Naika Reviews “Black Jack OVA” (1992-2000)



Osamu Tezuka’s macabre medical man gets a well-deserved OVA series thanks to the greatness of his former protege Osamu Dezaki (God rest his soul), a masterful director with a knack for grit, noir and dramatic freeze frames.  Space Cobra, Rose of Versailles and Ashita no Joe are only but a sampling of what Dezaki has helmed, so it’s no surprise that he would be the right man to bring to life the dark and strange world that would surround our titular hero, the unlicensed surgical genius known as Black Jack.

My first glimpse of Black Jack however was through Manga Video’s release of the 1996 movie (also helmed by Dezaki) on VHS, a tape that I treasured in the late 90’s.  Filled with awesome visuals and an epic sense of dread, the film would’ve been a great primer for me had I tuned in to those OVAs.  Despite my awareness of those episodes, I was unable to sit down and view them until 2014, and by then, a new TV series and film had already emerged. However, judging by the way the new stuff looks, I’d pass it up happily to see anything related to Dezaki because these OVAs are hard to top.
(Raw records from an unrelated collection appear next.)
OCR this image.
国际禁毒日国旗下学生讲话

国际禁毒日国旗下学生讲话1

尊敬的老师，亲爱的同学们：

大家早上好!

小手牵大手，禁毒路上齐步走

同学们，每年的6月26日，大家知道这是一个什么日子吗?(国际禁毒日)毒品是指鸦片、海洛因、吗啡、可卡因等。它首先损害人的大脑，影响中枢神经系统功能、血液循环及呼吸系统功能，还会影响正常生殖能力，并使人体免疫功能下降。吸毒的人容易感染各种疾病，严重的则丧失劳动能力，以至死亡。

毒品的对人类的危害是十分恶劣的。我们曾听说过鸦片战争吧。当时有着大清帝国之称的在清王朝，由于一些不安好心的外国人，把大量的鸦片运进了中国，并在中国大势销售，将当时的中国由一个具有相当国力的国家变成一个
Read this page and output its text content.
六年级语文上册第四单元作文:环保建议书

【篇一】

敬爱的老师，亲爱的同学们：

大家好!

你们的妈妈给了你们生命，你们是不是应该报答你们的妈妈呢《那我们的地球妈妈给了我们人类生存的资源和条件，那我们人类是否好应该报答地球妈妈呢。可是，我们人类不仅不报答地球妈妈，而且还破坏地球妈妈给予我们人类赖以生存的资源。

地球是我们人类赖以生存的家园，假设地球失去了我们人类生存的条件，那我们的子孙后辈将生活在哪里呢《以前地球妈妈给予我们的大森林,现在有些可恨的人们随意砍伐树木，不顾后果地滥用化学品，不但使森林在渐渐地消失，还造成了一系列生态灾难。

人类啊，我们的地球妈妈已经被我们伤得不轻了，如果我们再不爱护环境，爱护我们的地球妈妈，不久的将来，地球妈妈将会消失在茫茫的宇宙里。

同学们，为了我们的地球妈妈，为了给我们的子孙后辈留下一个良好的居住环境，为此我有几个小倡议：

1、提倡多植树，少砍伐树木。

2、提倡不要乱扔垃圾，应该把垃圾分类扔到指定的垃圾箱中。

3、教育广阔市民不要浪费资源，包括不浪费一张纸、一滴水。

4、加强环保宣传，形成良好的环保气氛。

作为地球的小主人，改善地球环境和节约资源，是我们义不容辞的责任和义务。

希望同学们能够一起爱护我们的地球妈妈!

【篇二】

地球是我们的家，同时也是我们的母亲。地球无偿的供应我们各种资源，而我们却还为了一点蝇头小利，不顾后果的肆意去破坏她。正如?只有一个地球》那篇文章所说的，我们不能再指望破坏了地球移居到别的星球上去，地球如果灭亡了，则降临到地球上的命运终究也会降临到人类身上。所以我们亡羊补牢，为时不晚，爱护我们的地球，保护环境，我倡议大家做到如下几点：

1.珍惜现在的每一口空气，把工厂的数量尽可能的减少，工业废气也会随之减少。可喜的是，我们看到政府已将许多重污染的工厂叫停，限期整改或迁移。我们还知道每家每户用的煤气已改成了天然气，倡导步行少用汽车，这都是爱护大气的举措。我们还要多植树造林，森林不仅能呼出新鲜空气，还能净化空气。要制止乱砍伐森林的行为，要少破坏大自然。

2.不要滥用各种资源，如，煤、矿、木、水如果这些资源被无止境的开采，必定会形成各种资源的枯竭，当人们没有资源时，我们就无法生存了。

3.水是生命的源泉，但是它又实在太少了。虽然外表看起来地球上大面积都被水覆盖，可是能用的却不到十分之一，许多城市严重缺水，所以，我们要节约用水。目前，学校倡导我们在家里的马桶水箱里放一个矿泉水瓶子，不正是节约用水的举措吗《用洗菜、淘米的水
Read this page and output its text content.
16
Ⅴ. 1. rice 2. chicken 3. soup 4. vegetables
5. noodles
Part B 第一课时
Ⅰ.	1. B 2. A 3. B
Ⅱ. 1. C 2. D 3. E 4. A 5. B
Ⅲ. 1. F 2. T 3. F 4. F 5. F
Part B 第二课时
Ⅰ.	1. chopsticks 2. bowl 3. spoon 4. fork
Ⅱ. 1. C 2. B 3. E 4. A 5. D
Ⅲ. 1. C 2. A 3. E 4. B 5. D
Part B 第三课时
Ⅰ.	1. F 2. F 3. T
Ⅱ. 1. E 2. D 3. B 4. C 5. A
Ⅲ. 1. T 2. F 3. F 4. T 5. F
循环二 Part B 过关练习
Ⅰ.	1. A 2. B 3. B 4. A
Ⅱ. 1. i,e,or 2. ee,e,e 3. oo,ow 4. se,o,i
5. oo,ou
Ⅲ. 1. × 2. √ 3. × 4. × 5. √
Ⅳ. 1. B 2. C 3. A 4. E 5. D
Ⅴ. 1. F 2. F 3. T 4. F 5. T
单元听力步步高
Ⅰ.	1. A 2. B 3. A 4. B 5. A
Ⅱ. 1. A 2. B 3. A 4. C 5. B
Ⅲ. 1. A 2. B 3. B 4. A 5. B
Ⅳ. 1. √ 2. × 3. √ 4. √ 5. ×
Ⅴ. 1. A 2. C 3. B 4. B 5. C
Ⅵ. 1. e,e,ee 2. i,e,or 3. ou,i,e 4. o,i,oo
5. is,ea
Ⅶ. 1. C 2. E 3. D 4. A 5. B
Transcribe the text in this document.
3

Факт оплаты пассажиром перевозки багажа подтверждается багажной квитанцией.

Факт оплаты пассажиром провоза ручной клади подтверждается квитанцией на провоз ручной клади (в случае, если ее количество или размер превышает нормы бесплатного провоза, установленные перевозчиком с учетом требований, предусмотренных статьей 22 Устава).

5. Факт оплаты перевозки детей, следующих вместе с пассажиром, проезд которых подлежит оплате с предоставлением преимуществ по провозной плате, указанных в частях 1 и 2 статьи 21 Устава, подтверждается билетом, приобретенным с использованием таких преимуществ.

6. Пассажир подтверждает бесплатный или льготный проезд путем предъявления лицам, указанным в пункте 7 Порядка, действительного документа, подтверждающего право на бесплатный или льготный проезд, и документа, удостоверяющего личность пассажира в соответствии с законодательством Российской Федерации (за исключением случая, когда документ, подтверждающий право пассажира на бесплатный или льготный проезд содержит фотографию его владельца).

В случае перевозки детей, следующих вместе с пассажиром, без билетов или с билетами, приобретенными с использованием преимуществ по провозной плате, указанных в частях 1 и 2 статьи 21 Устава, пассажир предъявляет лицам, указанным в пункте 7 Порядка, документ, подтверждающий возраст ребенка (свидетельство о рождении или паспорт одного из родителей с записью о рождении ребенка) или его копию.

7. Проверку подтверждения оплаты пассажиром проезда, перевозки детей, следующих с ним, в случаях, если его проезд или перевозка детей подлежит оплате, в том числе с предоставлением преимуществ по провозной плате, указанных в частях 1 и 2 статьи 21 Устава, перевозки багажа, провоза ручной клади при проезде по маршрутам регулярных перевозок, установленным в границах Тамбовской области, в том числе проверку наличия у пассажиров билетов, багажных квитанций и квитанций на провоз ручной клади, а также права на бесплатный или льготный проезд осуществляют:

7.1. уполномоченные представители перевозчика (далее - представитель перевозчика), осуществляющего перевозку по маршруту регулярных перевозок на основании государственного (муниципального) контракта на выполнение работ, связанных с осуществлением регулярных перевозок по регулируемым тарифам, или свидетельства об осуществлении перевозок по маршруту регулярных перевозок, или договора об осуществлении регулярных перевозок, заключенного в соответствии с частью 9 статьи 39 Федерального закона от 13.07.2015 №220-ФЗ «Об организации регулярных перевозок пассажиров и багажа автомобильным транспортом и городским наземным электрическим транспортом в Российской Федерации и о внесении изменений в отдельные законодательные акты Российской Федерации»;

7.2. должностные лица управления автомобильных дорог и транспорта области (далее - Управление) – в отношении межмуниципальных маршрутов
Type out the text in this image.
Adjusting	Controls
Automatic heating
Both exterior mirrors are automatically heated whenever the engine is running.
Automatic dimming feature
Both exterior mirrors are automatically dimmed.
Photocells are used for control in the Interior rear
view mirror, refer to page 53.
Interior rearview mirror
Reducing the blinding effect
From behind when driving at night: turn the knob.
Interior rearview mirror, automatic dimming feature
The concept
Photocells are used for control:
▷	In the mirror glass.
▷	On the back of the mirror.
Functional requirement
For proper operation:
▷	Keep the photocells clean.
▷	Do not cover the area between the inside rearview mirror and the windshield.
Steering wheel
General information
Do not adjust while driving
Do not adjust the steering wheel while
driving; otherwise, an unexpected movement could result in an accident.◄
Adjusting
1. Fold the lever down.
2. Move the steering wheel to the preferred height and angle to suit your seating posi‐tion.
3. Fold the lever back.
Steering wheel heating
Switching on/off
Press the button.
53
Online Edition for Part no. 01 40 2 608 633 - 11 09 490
From the start, Black Jack is rife with gorgeous animation that blends the vintage wonder of Tezuka’s designs with the modern edginess that is typical of all things Dezaki.  Pinoko’s happy interactions with everyone, from lovable gangsters to choir boys with folliage in their eye sockets, is evidence of this as she skips behind our brooding doctor with joyful abandon.  This is also emphasized with Dezaki’s careful use of light, where characters are shaded immaculately under a variety of backdrops that include sunstroked forests, surgical exam lamps and neon skylines.  Another plus here is how well movement is depicted. From the first incision to the rush of guerilla soldiers firefighting in the jungle, the motions of all the characters in Black Jack are smooth and dramatic.  Rounding it all off are Dezaki’s awesome freeze frames, which add an explosive exclamation point to any situation depicted, especially when it comes to action.  Much of this art, from the freeze frames to the character designs, is all thanks to Dezaki’s longtime collaborator Akio Sugino, a man who kicks moe to the can with a heavy dose of “adult” and “mature.”  To put it bluntly, Black Jack is eye candy for grown-ups, and that’s how I like it.


However, let’s not forget that at the core of all of this lush imagery is a tale about an underworld miracle worker.  Black Jack pulls no punches when it comes to his fee, since he can apparently do colon resections under gunfire while sipping Kood-Aid (I jest), but that makes it all the more worthwhile to watch when he encounters situations that have him baffled beyond belief (the OVA’s first episode being a great example of this).  Furthermore, Black Jack’s many cases veer into the realm of the supernatural that fixes you to the screen, where we find his sound medical science being challenged constantly by phenomena that he simply cannot explain.  Talking abdominal tumors, geyser vomit and dreamy trips to the Sengoku era are only but a sampling of what he encounters throughout the OVA series, but don’t jump in expecting that he’ll do battle with the Overfiend.  Black Jack is written well without pretending to be anything more than what it is (an OVA), and overall, that’s good enough for me.

Dezaki’s Black Jack OVA series is a dark and suspenseful look at a man who walks between the crossroads of medical science, morality and the supernatural.  Told in grand fashion thanks to some great animation, Black Jack is a reminder that great viewing doesn’t necessarily have to be a Studio Ghibli epic or a poorly drawn schlock-fest.  Although it can be dismissed as a medical thriller on the surface, Black Jack’s chilling cases rise to the occasion once we witness their eventual descent into the macabre.  Black Jack might be the very best in his profession, but even he must submit to the realization that no matter what he does, there always seems to be something much larger happening beyong his comprehension.